Banyak di antara umat Islam yang mencari bekal kehidupan, menambah jam kerja, lembur dan mencari penghasilan ekstra. Untuk nanti agar pada bulan Ramadhan, tersedia cukup perbekalan menikmati berkahnya Ramadhan.

Terutama menjelang akhir-akhir Ramadhan, di mana lebih khuysu’ menata diri dengan i’tikaf di masjid. Tidak lagi memikirkan soal uang lebaran, biaya mudik dan perbekalan libur lebaran. Namun khusyu berminajat dan memperbanyak ibadah. Sebab semua persiapan Hari Raya Idul Fitri itu sudah tersedia dan sudah disiapkan poada bulan Sya’ban.
Juga dikatakan sebagai bulan Sya’ban karena bulan tersebut “sya’aba” atau muncul di antara dua bulan, Rajab dan Ramadhan.

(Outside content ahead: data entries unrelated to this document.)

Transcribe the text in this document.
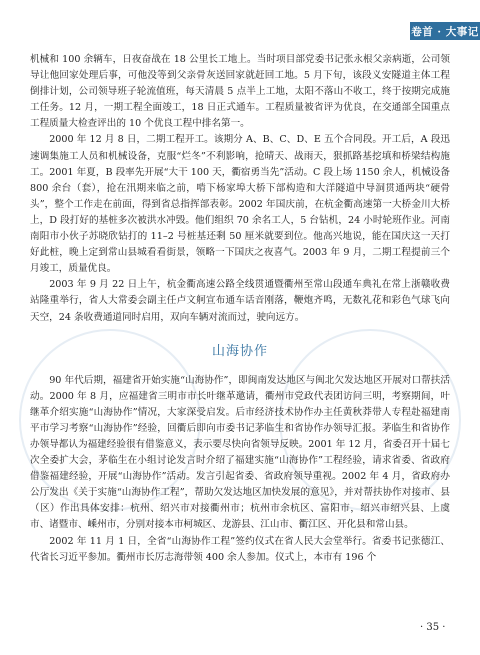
卷首 · 大事记

机械和 100 余辆车，日夜奋战在 18 公里长工地上。当时项目部党委书记张永根父亲病逝，公司领导让他回家处理后事，可他没等到父亲骨灰送回家就赶回工地。5 月下旬，该段义安隧道主体工程倒排计划，公司领导班子轮流值班，每天清晨 5 点半上工地，太阳不落山不收工，终于按期完成施工任务。12 月，一期工程全面竣工，18 日正式通车。工程质量被省评为优良，在交通部全国重点工程质量大检查评出的 10 个优良工程中排名第一。

2000 年 12 月 8 日，二期工程开工。该期分 A、B、C、D、E 五个合同段。开工后，A 段迅速调集施工人员和机械设备，克服“烂冬”不利影响，抢晴天、战雨天，狠抓路基挖填和桥梁结构施工。2001 年夏，B 段率先开展“大干 100 天，衢宿勇当先”活动。C 段上场 1150 余人，机械设备 800 余台（套），抢在汛期来临之前，啃下杨家埠大桥下部构造和大洋隧道中导洞贯通两块“硬骨头”，整个工作走在前面，得到省总指挥部表彰。2002 年国庆前，在杭金衢高速第一大桥金川大桥上，D 段打好的基桩多次被洪水冲毁。他们组织 70 余名工人，5 台钻机，24 小时轮班作业。河南南阳市小伙子苏晓欣钻打的 11–2 号桩基还剩 50 厘米就要到位。他高兴地说，能在国庆这一天打好此桩，晚上定到常山县城看看街景，领略一下国庆之夜喜气。2003 年 9 月，二期工程提前三个月竣工，质量优良。

2003 年 9 月 22 日上午，杭金衢高速公路全线贯通暨衢州至常山段通车典礼在常上浙赣收费站隆重举行，省人大常委会副主任卢文舸宣布通车话音刚落，鞭炮齐鸣，无数礼花和彩色气球飞向天空，24 条收费通道同时启用，双向车辆对流而过，驶向远方。

山海协作

90 年代后期，福建省开始实施“山海协作”，即闽南发达地区与闽北欠发达地区开展对口帮扶活动。2000 年 8 月，应福建省三明市市长叶继革邀请，衢州市党政代表团访问三明，考察期间，叶继革介绍实施“山海协作”情况，大家深受启发。后市经济技术协作办主任黄秋莽带人专程赴福建南平市学习考察“山海协作”经验，回衢后即向市委书记茅临生和省协作办领导汇报。茅临生和省协作办领导都认为福建经验很有借鉴意义，表示要尽快向省领导反映。2001 年 12 月，省委召开十届七次全委扩大会，茅临生在小组讨论发言时介绍了福建实施“山海协作”工程经验，请求省委、省政府借鉴福建经验，开展“山海协作”活动。发言引起省委、省政府领导重视。2002 年 4 月，省政府办公厅发出《关于实施“山海协作工程”，帮助欠发达地区加快发展的意见》，并对帮扶协作对接市、县（区）作出具体安排：杭州、绍兴市对接衢州市；杭州市余杭区、富阳市，绍兴市绍兴县、上虞市、诸暨市、嵊州市，分别对接本市柯城区、龙游县、江山市、衢江区、开化县和常山县。

2002 年 11 月 1 日，全省“山海协作工程”签约仪式在省人民大会堂举行。省委书记张德江、代省长习近平参加。衢州市长厉志海带领 400 余人参加。仪式上，本市有 196 个

· 35 ·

Kemunculan di tengah-tengah antara kedua bulan itu, seringkali membuat umat lalai terhadap kebaikan-kebaikan di dalamnya.

Di dalam sebuah hadits dari Usamah bin Zaid, Rasulullah Shallallahu ‘Alaihi Wasallam ditanya, “Wahai Rasulullah, saya belum pernah melihat engkau berpuasa dalam satu bulan sebagaimana engkau berpuasa pada bulan Sya’ban.

Nabi Shallallahu ‘Alaihi Wasallam pun menjawab:

ذَلِكَ شَهْرٌ يَغْفُلُ النَّاسُ عَنْهُ بَيْنَ رَجَبٍ وَرَمَضَانَ، وَهُوَ شَهْرٌ تُرْفَعُ فِيهِ الْأَعْمَالُ إِلَى رَبِّ الْعَالَمِينَ، فَأُحِبُّ أَنْ يُرْفَعَ عَمَلِي وَأَنَا صَائِمٌ

Artinya: “Itulah bulan yang sering dilalaikan banyak orang, bulan antara Rajab dan Ramadhan. Ini adalah bulan di mana amal-amal diangkat menuju Tuhan semesta alam. Dan saya ingin ketika amal saya diangkat, saya dalam kondisi berpuasa.” (H.R. An-Nasa’i dan Ahmad).

Adapun di antara rahasia atau hikmah mengapa Nabi Shallallahu ‘Alaihi Wasallam banyak berpuasa di bulan Sya’ban adalah karena puasa Sya’ban adalah ibarat ibadah rawatib (ibadah sunnah yang mengiringi ibadah wajib). Sebagaimana shalat rawatib adalah shalat yang memiliki keutamaan karena dia mengiringi shalat wajib, sebelum atau sesudahnya, demikianlah puasa Sya’ban.

Sya’ban akan terus berjalan dengan cepat di antara manusia-manusia yang berbuat lambat dalam kebaikan. Ramadhanpun akan datang, entah kita siap atau tidak siap menjemputnya.

Semoga Sya’ban yang sedang kita jalani, mengantarkan kita pada kesiapan diri menghadapi indahnya berkah Ramadhan, penghulu segala bulan.

اللَّهُمَّ بَارِكْ لَنَا فِى رَجَبٍ وَشَعْبَانَ وَبَلِّغْنَا رَمَضَانَ

Artinya:  “Ya Allah, berkahilah kami di bulan Rajab dan Sya’ban, serta sampaikanlah kami pada bulan Ramadhan.”